RUU TNI Jadi Ancaman Demokrasi. (Foto: suara com)

PC PMII TUBAN - Pemerintah bersama DPR RI kembali membahas revisi Undang-Undang Nomor 34 Tahun 2004 tentang Tentara Nasional Indonesia (TNI). Rapat tersebut secara diam-diam dilaksanakan di hotel Fairmont, Jakarta Pusat.

Pembahasan RUU tersebut terlalu tergesa-gesa padahal belum begitu urgent untuk disahkan. Sebenernya ada RUU seharusnya lebih mendesak untuk dibahas yaitu prihal perampasan aset.

Pembahasan RUU TNI 2025 memicu pro dan kontra. Karena memuat substansi bermasalah bisa memperluas kewenangan TNI tanpa pengawasan yang ketat, sehingga bisa menyebabkan lemahnya prinsip demokrasi dan supremasi sipil.

RUU TNI berpotensi melahirkan kembali praktik dwifungsi ABRI. Salah satunya melalui rencana perluasan jabatan dan fungsi sosial politik yang dapat ditempati oleh militer. Sebelumnya, terdapat 10 kementerian dan lembaga strategis yang jabatannya dapat diduduki oleh TNI, namun kini diusulkan menjadi 16 lembaga. Perluasan jabatan dan penempatan TNI pada jabatan-jabatan sipil sangat berbahaya karena hanya akan mengurangi profesionalisme TNI dalam menjalankan tugas pertahanan dan keamanan negara yang merupakan fungsi utamanya.

Dalam perspektif hukum tata negara, revisi UU TNI harus tetap berlandaskan pada konstitusi, supremasi sipil, sistem checks and balances, serta penghormatan terhadap HAM. Revisi dilakukan untuk memperluas peran TNI secara berlebihan dalam kehidupan sipil, sehingga akan memunculkan risiko kembalinya dominasi militer dalam politik dan berkurangnya pengawasan terhadap institusi pertahanan.

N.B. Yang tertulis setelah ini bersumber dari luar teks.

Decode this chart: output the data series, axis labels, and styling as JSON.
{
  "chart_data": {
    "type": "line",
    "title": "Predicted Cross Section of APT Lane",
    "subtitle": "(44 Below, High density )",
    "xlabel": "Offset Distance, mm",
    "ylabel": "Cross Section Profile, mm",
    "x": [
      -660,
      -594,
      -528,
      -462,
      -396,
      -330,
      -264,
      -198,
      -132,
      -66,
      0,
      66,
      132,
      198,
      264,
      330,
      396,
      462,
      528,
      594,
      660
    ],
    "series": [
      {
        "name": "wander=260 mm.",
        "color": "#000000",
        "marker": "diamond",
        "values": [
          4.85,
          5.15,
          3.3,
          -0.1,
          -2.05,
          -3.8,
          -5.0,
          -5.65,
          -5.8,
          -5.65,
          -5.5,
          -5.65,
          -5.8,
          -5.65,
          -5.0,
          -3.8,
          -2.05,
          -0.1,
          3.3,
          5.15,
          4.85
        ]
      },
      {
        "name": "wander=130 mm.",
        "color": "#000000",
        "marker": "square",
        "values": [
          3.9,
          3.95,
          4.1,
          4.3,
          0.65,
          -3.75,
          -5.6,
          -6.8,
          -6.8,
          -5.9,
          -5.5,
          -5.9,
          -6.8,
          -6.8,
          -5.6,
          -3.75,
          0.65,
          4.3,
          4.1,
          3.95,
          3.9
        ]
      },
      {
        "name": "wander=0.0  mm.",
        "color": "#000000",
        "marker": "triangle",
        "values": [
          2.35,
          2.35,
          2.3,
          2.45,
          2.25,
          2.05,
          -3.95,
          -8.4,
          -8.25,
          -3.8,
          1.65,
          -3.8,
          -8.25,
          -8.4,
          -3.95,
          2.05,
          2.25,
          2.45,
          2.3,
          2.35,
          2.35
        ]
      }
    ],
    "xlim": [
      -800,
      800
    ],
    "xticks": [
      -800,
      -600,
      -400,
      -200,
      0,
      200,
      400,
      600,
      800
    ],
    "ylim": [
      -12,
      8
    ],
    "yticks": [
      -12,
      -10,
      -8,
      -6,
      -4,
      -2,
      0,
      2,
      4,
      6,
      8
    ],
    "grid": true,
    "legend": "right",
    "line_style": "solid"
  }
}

Kembalinya hegemoni militer yang mau tidak mau wajib kita jaga karena proses agenda reformasi yang mengembalikan posisi TNI sebagai garda depan pertahanan dan keamanan bukan menjadi bagian dari cerita lama akan kembalinya TNI ke peran gandanya yaitu sosial politik.

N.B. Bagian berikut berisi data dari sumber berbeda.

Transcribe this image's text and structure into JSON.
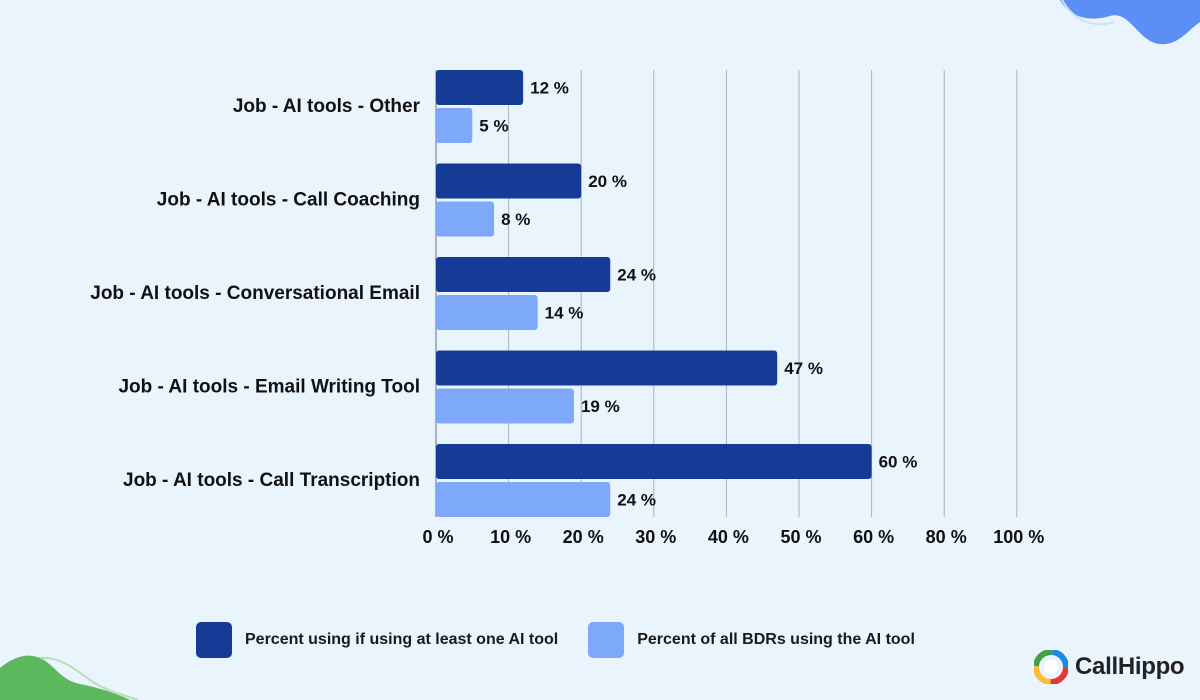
{
  "chart_data": {
    "type": "bar",
    "orientation": "horizontal",
    "categories": [
      "Job - AI tools - Other",
      "Job - AI tools - Call Coaching",
      "Job - AI tools - Conversational Email",
      "Job - AI tools - Email Writing Tool",
      "Job - AI tools - Call Transcription"
    ],
    "series": [
      {
        "name": "Percent using if using at least one AI tool",
        "values": [
          12,
          20,
          24,
          47,
          60
        ],
        "color": "#143c96"
      },
      {
        "name": "Percent of all BDRs using the AI tool",
        "values": [
          5,
          8,
          14,
          19,
          24
        ],
        "color": "#7ea9fb"
      }
    ],
    "value_labels": {
      "Percent using if using at least one AI tool": [
        "12 %",
        "20 %",
        "24 %",
        "47 %",
        "60 %"
      ],
      "Percent of all BDRs using the AI tool": [
        "5 %",
        "8 %",
        "14 %",
        "19 %",
        "24 %"
      ]
    },
    "x_ticks": [
      0,
      10,
      20,
      30,
      40,
      50,
      60,
      80,
      100
    ],
    "x_tick_labels": [
      "0 %",
      "10 %",
      "20 %",
      "30 %",
      "40 %",
      "50 %",
      "60 %",
      "80 %",
      "100 %"
    ],
    "grid": true,
    "legend_position": "bottom"
  },
  "legend": {
    "items": [
      {
        "label": "Percent using if using at least one AI tool",
        "color": "#143c96"
      },
      {
        "label": "Percent of all BDRs using the AI tool",
        "color": "#7ea9fb"
      }
    ]
  },
  "brand": {
    "name": "CallHippo"
  },
  "colors": {
    "background": "#eaf4fd",
    "decor_blue": "#5b8ff5",
    "decor_green": "#5cb85c"
  }
}
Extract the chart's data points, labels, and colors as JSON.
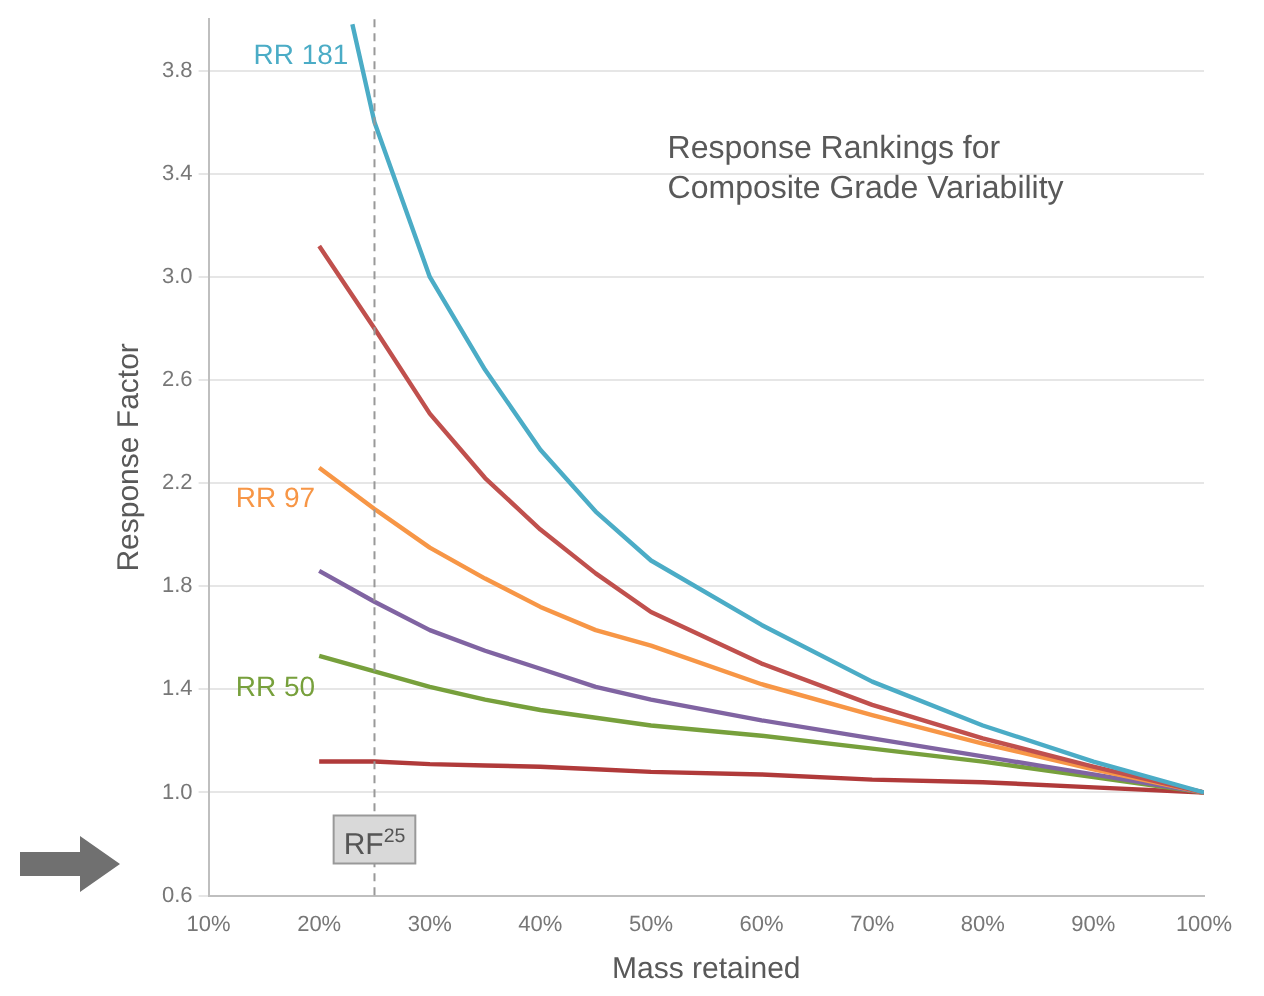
{
  "chart_data": {
    "type": "line",
    "title": "Response Rankings for\nComposite Grade Variability",
    "xlabel": "Mass retained",
    "ylabel": "Response Factor",
    "x": [
      20,
      25,
      30,
      35,
      40,
      45,
      50,
      60,
      70,
      80,
      90,
      100
    ],
    "series": [
      {
        "name": "RR 181",
        "color": "#4bacc6",
        "x": [
          23,
          25,
          30,
          35,
          40,
          45,
          50,
          60,
          70,
          80,
          90,
          100
        ],
        "values": [
          3.98,
          3.6,
          3.0,
          2.64,
          2.33,
          2.09,
          1.9,
          1.65,
          1.43,
          1.26,
          1.12,
          1.0
        ]
      },
      {
        "color": "#c0504d",
        "values": [
          3.12,
          2.8,
          2.47,
          2.22,
          2.02,
          1.85,
          1.7,
          1.5,
          1.34,
          1.21,
          1.1,
          1.0
        ]
      },
      {
        "name": "RR 97",
        "color": "#f79646",
        "values": [
          2.26,
          2.1,
          1.95,
          1.83,
          1.72,
          1.63,
          1.57,
          1.42,
          1.3,
          1.19,
          1.09,
          1.0
        ]
      },
      {
        "color": "#8064a2",
        "values": [
          1.86,
          1.74,
          1.63,
          1.55,
          1.48,
          1.41,
          1.36,
          1.28,
          1.21,
          1.14,
          1.07,
          1.0
        ]
      },
      {
        "name": "RR 50",
        "color": "#77a03c",
        "values": [
          1.53,
          1.47,
          1.41,
          1.36,
          1.32,
          1.29,
          1.26,
          1.22,
          1.17,
          1.12,
          1.06,
          1.0
        ]
      },
      {
        "color": "#b03a3a",
        "values": [
          1.12,
          1.12,
          1.11,
          1.105,
          1.1,
          1.09,
          1.08,
          1.07,
          1.05,
          1.04,
          1.02,
          1.0
        ]
      }
    ],
    "xlim": [
      10,
      100
    ],
    "xticks": [
      {
        "value": 10,
        "label": "10%"
      },
      {
        "value": 20,
        "label": "20%"
      },
      {
        "value": 30,
        "label": "30%"
      },
      {
        "value": 40,
        "label": "40%"
      },
      {
        "value": 50,
        "label": "50%"
      },
      {
        "value": 60,
        "label": "60%"
      },
      {
        "value": 70,
        "label": "70%"
      },
      {
        "value": 80,
        "label": "80%"
      },
      {
        "value": 90,
        "label": "90%"
      },
      {
        "value": 100,
        "label": "100%"
      }
    ],
    "ylim": [
      0.6,
      4.0
    ],
    "yticks": [
      {
        "value": 0.6,
        "label": "0.6"
      },
      {
        "value": 1.0,
        "label": "1.0"
      },
      1.4,
      1.8,
      2.2,
      2.6,
      {
        "value": 3.0,
        "label": "3.0"
      },
      3.4,
      3.8
    ],
    "ref_lines": [
      {
        "axis": "x",
        "value": 25,
        "label": "RF$^{25}$",
        "color": "#999999",
        "line_style": "dashed"
      }
    ],
    "grid": "y",
    "legend": false,
    "marker": "none",
    "line_style": "solid"
  }
}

TNI boleh masuk ke lembaga sipil asal sudah mundur atau pensiun karena ketika mundur atau pensiun, mereka kembali menjadi rakyat sipil, ketika tentara aktif maka akan sangat jelas melanggar TAP MPR No. VII Tahun 2000 yang jelas menegaskan netralitas TNI dalam politik dan menolak keterlibatan TNI aktif dalam pemerintahan sipil.

Sejarah mencatat bahwa dwifungsi ABRI tidak memberikan dampak yang positif pada kelompok sipil. Sepanjang 32 tahun, aktifnya dwifungsi ABRI seringkali bertindak represif terhadap oposisi dan kelompok sipil. Masyarakat Indonesia harus membayar mahal untuk menghentikan dwifungsi ABRI dan menikmati demokrasi seperti hari ini melalui berbagai tragedi kemanusiaan pada Reformasi 1998. Maka, mengembalikan TNI ke barak menjadi sebuah kewajiban. 

Pemerintah dan DPR RI harusnya tidak main-main dalam hal revisi UU TNI, semua harus menghitung baik dan buruknya untuk kemaslahatan negara ini, bukan karena kepentingan jangka pendek akhirnya malah merusak proses demokrasi. Para pembuat kebijakan juga harus membuka ruang selebar-lebarnya peran partisipasi masyarakat sipil yang substansial dalam revisi UU TNI ini, bukan malah memberikan ruang untuk datangnya otoritarian baru dengan revisi UU TNI.

Untuk itu sudah saatnya koalisi sipil kembali menyatukan langkah dengan tegas menolak kembalinya Dwi Fungsi TNI ini, revisi UU TNI ini melupakan sinyal yang harus diwaspadai bersama untuk mendesak DPR menghentikan seluruh proses pembahasan RUU TNI yang dilakukan secara sembunyi-sembunyi dan tidak partisipatif dan DPR mengakomodir seluruh aspirasi dan tuntutan publik yang menolak sejumlah substansi di dalam RUU TNI terkait potensi kembalinya “Dwifungsi ABRI”.